Study SRP012558 Download

TitlePreborn infant gut metagenome - Carrol stool sample
AbstractThe gastrointestinal microbiome undergoes shifts in species and strain abundances, yet dynamics involving closely related microorganisms remain largely unknown because most methods cannot resolve them. We utilized new metagenomic methods for tracking microbial communities in 11 fecal samples collected during the first month of life of a premature infant. 96 % of the sequencing reads were assembled into scaffolds of >500 bp length that could be assigned to organisms at the strain level.
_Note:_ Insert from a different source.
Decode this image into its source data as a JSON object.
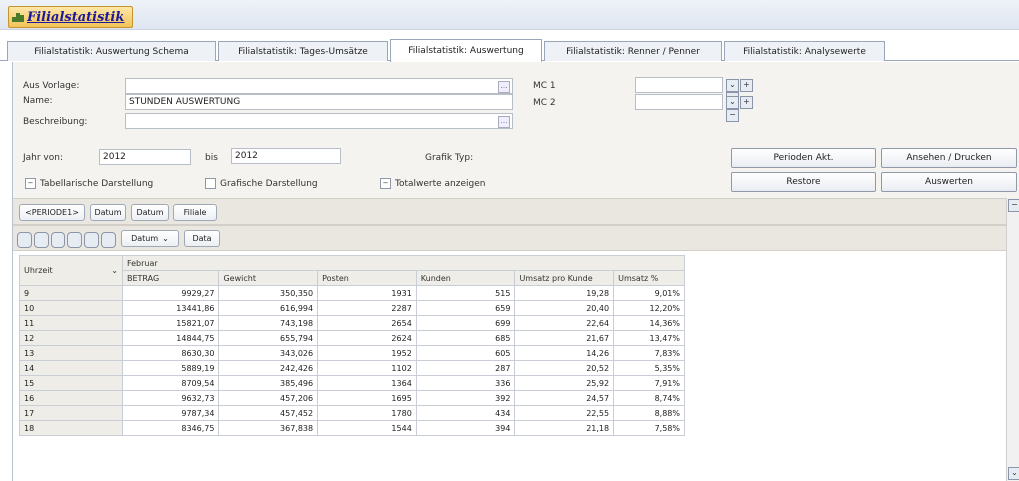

Six essentially complete (~99 %) and two near-complete genomes were assembled for bacteria that comprised as little as 1 % of the community, as well as nine partial genomes representing as little as 0.05 %. In addition, three viral genomes were assembled and assigned to their hosts. These results enabled a comprehensive study of species and strain level variations in the community. The relative abundance of three Staphylococcus epidermidis strains, as well as three phage that infect them, changed dramatically over time. Genes possibly related to these shifts include those for resistance to antibiotics, heavy metals and phage. At the species level we observed the decline of an early-colonizing Propionibacterium acnes strain similar to SK137 and the proliferation of novel Propionibacterium and Peptoniphilus species late in colonization. The Propionibacterium species differed in their ability to metabolize carbon compounds such inositol and sialic acid, indicating that shifts in species composition likely impact the metabolic potential of the community. These results highlight the benefit of reconstructing complete genomes from metagenomic data and demonstrate methods for achieving this goal.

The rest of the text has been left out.